Objectives/Learning Outcomes/Capability Development

At undergraduate level this course develops the following Program Learning Outcomes:

1.3 In-depth understanding of specialist bodies of knowledge within the engineering discipline.

2.1 Application of established engineering methods to complex engineering problem solving.

2.2  Fluent application of engineering techniques, tools and resources

3.2. Effective oral and written communication in professional and lay domains.

3.6. Effective team membership and team leadership.
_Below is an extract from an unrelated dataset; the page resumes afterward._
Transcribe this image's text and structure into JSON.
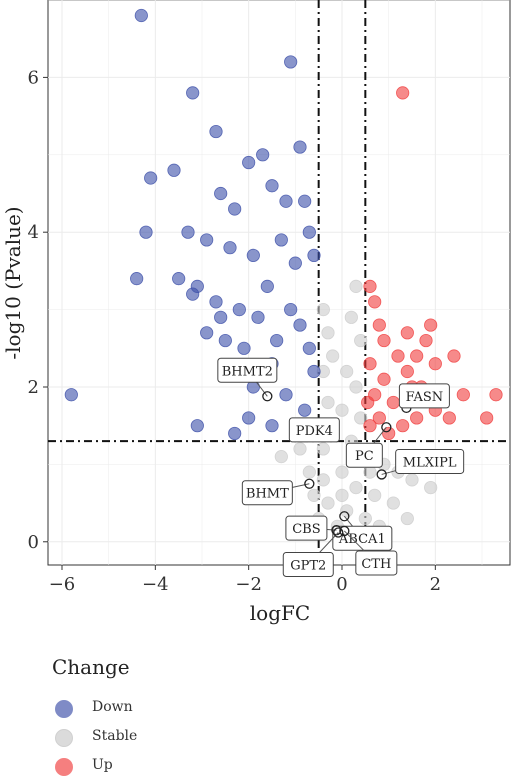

At postgraduate level this course contributes to the following Program Learning Outcomes:

  1. High levels of technical competence in the field
  2. Be able to apply problem solving approaches to work challenges and make decisions using sound engineering methodologies
  3. Be able to apply a systematic design approach to engineering projects and have strong design and research skills in the chosen discipline specialisation
  4. Communicate effectively across all modes: listen, speak, write and draw
  5. Balance the technical, economic, social and ethical demands of a problem in sustainable and culturally sensitive ways.


On completion of this course you should be able to:

  1. Apply the knowledge of Internet-of-Things (IoT) technologies to various application areas.
  2. Design and implement IoT wireless networks
  3. Undertake embedded systems development for IoT devices and IoT platforms
  4. Conduct performance analysis of IoT systems.
  5. Formulate and solve problems creatively in the areas of IoT.


Overview of Learning Activities

Student Learning occurs through the following experiences and evaluation processes:

  • Lectures that provide guided learning of key topics.
  • Self-paced learning using reference material as a guide.
  • Mid-Semester test and quizzes
  • Laboratory based assignments and a mini project to explore specific topics in depth.

Laboratory practice-based assignments are used to assess the understanding of concepts and basic skills of IoT application and embedded system design and development.

The mini project is on IoT system development and is used to apply students’ knowledge in developing a small-scale IoT network catering for realistic industry scenarios. The mid-semester test and quizzes will keep the students engaged throughout the semester and will provide opportunity for the early rectification of learning gaps. The final exam is for the overall assessment of understanding IoT concepts and design principles


Overview of Learning Resources

Course information and learning materials (lecture notes, laboratory guide, lists of relevant reference texts and free online resources) are provided through RMIT University’s online systems. Student will also use state-of-the-art laboratory equipment and computer software within the school during the laboratory practice and the mini project.

Recommended reference texts include:

  • D. Hanes et al. “IoT Fundamentals: Networking Technologies, Protocols, and Use Cases for the Internet of Things” Published Jun 2017 by Cisco Press. ISBN: 9781587144561
  • O. Liberg et al. “Cellular Internet of Things: Technologies, Standards, and Performance”, September 2017, published by Academic Press. ISBN: 9780128124581

 


Overview of Assessment

☒ This course has no hurdle requirements.

 

Assessment Task 1: Laboratory practices (Demo and Reports) and Mini-project (Demo, Report, Presentation)
Weighting 30%
This assessment task supports CLOs 1,2,3,4,5

Assessment Task 2: Mid-Semester Test and Quizzes
Weighting 20%
This assessment task supports CLOs 1,2,4,5

Assessment Task 3: Final Exam 
Weighting 50%
This assessment task supports CLO 1,2,4,5